There are no compact minimal surfaces

Question

This is one of the exercises of 'Do Carmo' (Section 3.5, 12)

How do you prove that there are no compact (i.e., bounded and closed in $\mathbb{R}^3$) minimal surfaces?

Thanks!

Answer 1

I just found another proof.

proof:

Suppose $S$ is compact. Consider $ f:S \rightarrow \mathbb{R} $, with $f(p) = |p|$.

Since $f$ is continuous, $\exists p_0 \in S $ s.t. $f(p_0)$ is maximum.

Now, consider all normal section of $p_0$ for all direction.

Fact: $|k(p_0)|=|k_n(p_0)|\geq \frac{1}{|p_0|}$ (Consider plane curve to prove this fact.)

Since $k_n$ is continuous, $k_n(p_0) \geq \frac{1}{|p_0|} > 0$ or $k_n(p_0) \leq -\frac{1}{|p_0|} < 0$. Therefore, $k_1 k_2 > 0$ and $k_1 + k_2 \neq 0$ leads to a contradiction.

Answer 2

If a surface $S$ is compact, then every linear functional, such as $f(x)=x_1$, will attain its maximum $M$ somewhere on it. In some neighborhood of the maximum point, $S$ is the image of a (conformal) harmonic embedding $h:U\to \mathbb R^3$, where $U$ is a domain in $\mathbb R^2$. It follows that $f(h)$ attains interior maximum, and is therefore constant. It follows that the intersection of $S$ with the plane $x_1=M$ is both open and closed in $S$. Hence, $S$ is contained in a plane, which quickly leads to a contradiction.

Answer 3

We can solve this problem with principal curvature. Note that

• A minimal surface has zero mean curvature $H=0$.
• A compact surface always has a point with positive Gaussian curvature $K>0$.

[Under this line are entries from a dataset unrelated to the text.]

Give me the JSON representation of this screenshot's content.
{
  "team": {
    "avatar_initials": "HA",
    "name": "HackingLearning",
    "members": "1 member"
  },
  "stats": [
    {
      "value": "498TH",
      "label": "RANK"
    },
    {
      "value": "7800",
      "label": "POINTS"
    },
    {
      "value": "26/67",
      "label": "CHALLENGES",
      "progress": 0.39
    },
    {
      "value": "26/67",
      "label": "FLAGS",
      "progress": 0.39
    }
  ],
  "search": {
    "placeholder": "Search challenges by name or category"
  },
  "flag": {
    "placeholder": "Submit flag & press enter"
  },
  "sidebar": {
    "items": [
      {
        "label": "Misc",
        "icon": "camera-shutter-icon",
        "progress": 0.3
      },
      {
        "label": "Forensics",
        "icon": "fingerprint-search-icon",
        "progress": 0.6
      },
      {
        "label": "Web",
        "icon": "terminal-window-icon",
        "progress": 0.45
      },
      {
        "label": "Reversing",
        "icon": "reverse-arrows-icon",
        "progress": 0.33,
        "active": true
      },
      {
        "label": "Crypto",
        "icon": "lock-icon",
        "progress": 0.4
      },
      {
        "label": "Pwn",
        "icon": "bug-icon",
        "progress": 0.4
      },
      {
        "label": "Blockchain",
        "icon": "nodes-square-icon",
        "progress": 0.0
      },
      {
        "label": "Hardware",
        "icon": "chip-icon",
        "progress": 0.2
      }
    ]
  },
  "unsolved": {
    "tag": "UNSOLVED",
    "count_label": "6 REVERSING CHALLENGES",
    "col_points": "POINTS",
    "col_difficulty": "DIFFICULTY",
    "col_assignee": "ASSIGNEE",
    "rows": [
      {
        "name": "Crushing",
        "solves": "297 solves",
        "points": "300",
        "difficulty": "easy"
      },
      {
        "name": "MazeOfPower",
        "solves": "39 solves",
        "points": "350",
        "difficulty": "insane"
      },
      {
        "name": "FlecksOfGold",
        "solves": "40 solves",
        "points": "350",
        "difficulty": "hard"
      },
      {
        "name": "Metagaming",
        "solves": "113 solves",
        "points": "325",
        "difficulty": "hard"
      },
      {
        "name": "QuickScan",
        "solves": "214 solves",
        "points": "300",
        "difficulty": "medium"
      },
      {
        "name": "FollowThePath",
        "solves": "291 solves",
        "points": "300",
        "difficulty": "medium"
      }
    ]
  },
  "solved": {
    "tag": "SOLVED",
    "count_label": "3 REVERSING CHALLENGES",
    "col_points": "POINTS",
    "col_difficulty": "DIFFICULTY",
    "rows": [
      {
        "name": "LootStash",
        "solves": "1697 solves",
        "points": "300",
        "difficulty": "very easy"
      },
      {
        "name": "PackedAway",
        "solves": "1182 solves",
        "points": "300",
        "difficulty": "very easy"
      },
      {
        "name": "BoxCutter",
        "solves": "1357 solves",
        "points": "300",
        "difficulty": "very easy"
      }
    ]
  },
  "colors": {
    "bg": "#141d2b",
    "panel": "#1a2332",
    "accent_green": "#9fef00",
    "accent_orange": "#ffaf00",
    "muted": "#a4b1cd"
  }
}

Consider a compact surface $S$, we can always find a point $p$ with principal curvature $\kappa_1, \kappa_2$ such that $K=\kappa_1 \kappa_2>0$. This implies $\kappa_1, \kappa_2$ are the same sign and non-zero at $p$.

Assume for the sake of contradiction, that $S$ is a compact minimal surface. It has a mean curvature $K= \frac{1}{2}(\kappa_1+ \kappa_2)=0$, which is impossible when $\kappa_1, \kappa_2$ are the same sign. It raises a contradiction. Therefore, there is no compact minimal surface.